A substantial progress for automated processing of Web contents - such as envisaged in many scenarios for the Semantic Web - can be expected from special reasoning mechanisms that are able to deal with temporal, geospatial and topical data. Most importantly, these mechanisms should satisfy two requirements: First, they should support a flexible matching and translation between temporal, spatial and topical conditions that are expressed in different ways. This task includes the interpretation of semi-formal and natural language expressions. Second, they should offer algorithms for solving these constraints. Matching formalisms provide an interface between conditions or queries formulated by a human or robot client on one side and properties/constraints/offers that are found in Web pages of enterprises or inquiry offices on the other side. Constraint solvers may then be used to establish compatibility of the requirements and to enumerate possible solutions . Furthermore, matching mechanisms and special constraint solvers for geotemporal, geospatial and topical information may be used to enhance "syntactic" mechanisms of general query languages for the Web - as they will be developed in REWERSE - with flexible "semantic" reasoning facilities for a broad range of applications.

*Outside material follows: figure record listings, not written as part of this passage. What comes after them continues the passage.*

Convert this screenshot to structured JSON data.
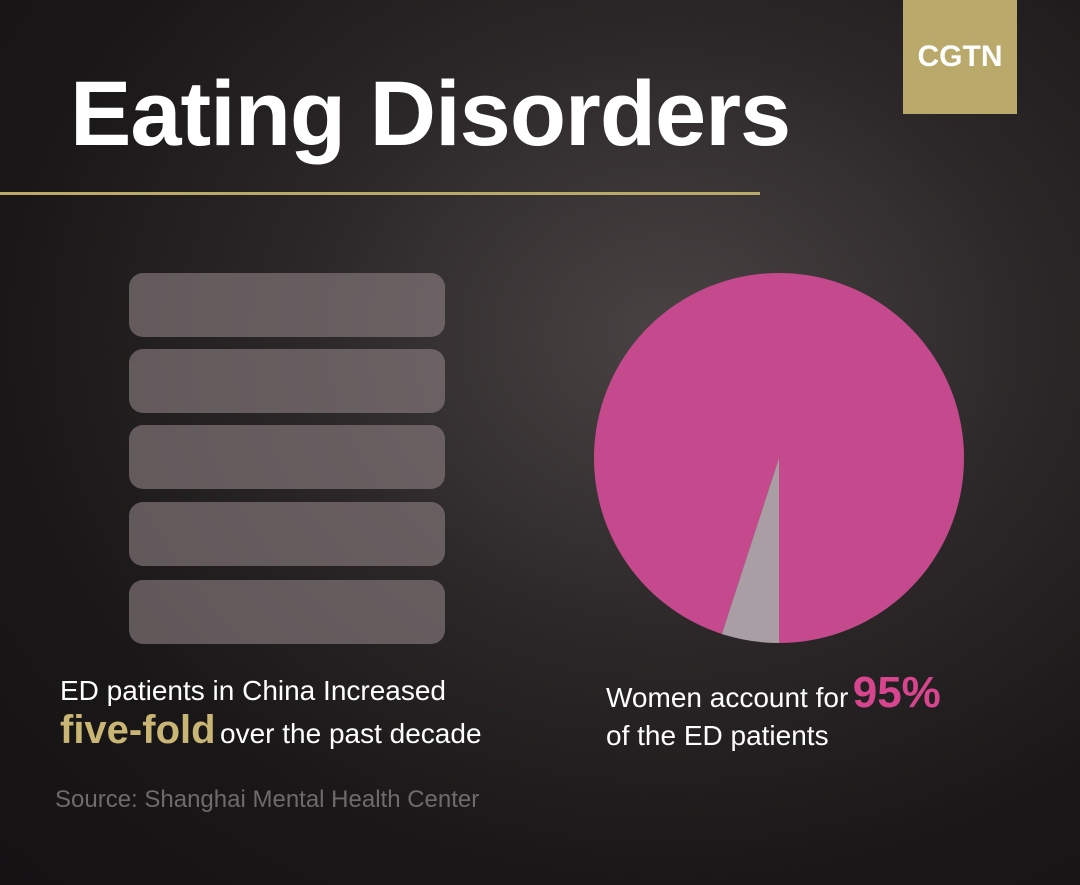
{
  "logo": "CGTN",
  "title": "Eating Disorders",
  "left_caption": {
    "line1": "ED patients in China Increased",
    "highlight": "five-fold",
    "rest": "over the past decade"
  },
  "chart_data": {
    "type": "pie",
    "values": [
      95,
      5
    ],
    "colors": [
      "#c54a8d",
      "#a99ea3"
    ],
    "value_labels": [
      "95%",
      null
    ]
  },
  "right_caption": {
    "before": "Women account for",
    "after": "of the ED patients"
  },
  "source": "Source: Shanghai Mental Health Center"
}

Formal ontologies that collect and order distinct temporal and spatial notions and relate concepts represent an important prerequisite for common-sense geotemporal and geospatial reasoning, in particular they are indispensable for the above mentioned matching and translation techniques. Obviously, conventional temporal and spatial coordinate systems represent a backbone for these ontologies. But geotemporal and geospatial references found in Web pages and inquiries are often not expressed in explicit coordinates. Most references to locations are based on "named geo-entities" such as countries, cities,places, streets, oceans, rivers etc. Similarly temporal reference is often based on named singular or periodical events. Examples are calendar events (easter, Christmas, ramadan), holidays, political events (elections), sport events (world championships), scientific events and business events ("immediately after CADE", "two weeks before the IAA"). Events of the latter type also carry important topical information. Hence formal ontologies are needed that yield a bridge between standardised calendar systems and geo-coordinate systems on the one hand and temporal or locational expressions that are found in natural language, anchor texts or element names on the other hand. For topical classification of Web pages, besides events also other named entities can be important indicators (the ACM, the UN, BMW, etc.).
In Workpackage A1, suitable ontologies for geotemporal and geospatial notions and concepts will be built. On this basis, matching and constraint solving mechanisms for temporal and spatial reasoning will be realized. A thesaurus for events will be constructed that describes real-world events and positions them in a temporal-spatial-topical hierarchy. The construction of the hierarchy is a part of this task. A Web-based appointment scheduling system will be realised for proof-of-concept of the ontologies and reasoning mechanisms.